The district court held that the films were "tangible personal property" within the meaning of Internal Revenue Code of 1954; that they had a useful life of more than eight years; and that they were depreciable. The films were thus eligible for the investment credit. The Commissioner contends that the films were not "tangible personal property" within the meaning of Int.Rev.Code of 1954, Sec. 48(a)(1)(A), and that they did not have a useful life of eight years.


The district court, in allowing Disney to take investment credit, did not allow it to take the credit on the full basis Disney used for depreciation purposes, but limited Disney to "those costs which are directly related to the finished negative," 327 F.Supp. 189, 192-193 (C.D.Cal.1971). This figure was defined by multiplying hourly labor and certain other costs by a fraction the numerator of which was the footage of the final film and the denominator of which was the total footage shot.
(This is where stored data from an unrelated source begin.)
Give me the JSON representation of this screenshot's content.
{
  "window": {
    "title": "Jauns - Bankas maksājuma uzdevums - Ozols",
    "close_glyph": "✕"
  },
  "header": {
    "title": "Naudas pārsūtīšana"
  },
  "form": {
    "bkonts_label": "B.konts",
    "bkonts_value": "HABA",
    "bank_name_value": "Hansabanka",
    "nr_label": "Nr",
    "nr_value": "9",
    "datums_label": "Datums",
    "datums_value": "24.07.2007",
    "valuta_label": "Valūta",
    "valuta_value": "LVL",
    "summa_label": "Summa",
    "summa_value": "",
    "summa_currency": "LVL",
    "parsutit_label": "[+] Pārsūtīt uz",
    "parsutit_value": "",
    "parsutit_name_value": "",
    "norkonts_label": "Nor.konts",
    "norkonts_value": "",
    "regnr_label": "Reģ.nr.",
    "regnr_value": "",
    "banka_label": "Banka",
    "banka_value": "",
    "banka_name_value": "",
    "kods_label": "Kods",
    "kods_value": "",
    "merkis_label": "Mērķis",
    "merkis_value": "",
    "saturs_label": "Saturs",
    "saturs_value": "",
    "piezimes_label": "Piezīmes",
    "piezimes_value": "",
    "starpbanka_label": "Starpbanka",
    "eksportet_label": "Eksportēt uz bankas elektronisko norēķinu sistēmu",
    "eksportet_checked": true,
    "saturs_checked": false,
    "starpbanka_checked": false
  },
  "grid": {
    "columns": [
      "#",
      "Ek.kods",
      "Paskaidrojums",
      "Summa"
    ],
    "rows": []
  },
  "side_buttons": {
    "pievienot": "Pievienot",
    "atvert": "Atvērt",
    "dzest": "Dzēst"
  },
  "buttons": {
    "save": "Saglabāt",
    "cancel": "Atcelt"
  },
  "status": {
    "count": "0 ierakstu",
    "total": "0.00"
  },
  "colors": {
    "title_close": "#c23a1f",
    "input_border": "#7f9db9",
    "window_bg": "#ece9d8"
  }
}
Disney's cross-appeal challenges this limitation of allowable costs for investment-credit purposes.



The negatives are used to make prints, which are copyrighted, and which are exhibited in theaters or on television. The negatives are not copyrighted. They are tangible, and they are personal property. They thus appear to be eligible for the credit. However, the Commissioner relies on Treas.Reg. Sec. 1.48-1 (f), adopted in 1964, for the proposition that all the costs of production of the negative, except the negligible costs of the raw film, are to be allocated to the intangible copyright eventually procured on the positive print. Treas.Reg. Sec. 1.48-1(f) provides:


"Intangible Property. Intangible property such as patents, copyrights, and subscription lists, does not qualify as section 38 property. The cost of intangible property in the case of a patent or copyright, includes all costs of purchasing or producing the item patented or copyrighted. Thus, in the case of a motion picture or television film or tape, the cost of the intangible property includes manuscript and screenplay costs, the cost of wardrobe and set design, the salaries of cameramen, actors, directors, etc., and all other costs properly includible in the basis of such film or tape * * *. However, if tangible depreciable property is used in the production of such intangible property, see paragraph (b) (4) of this section."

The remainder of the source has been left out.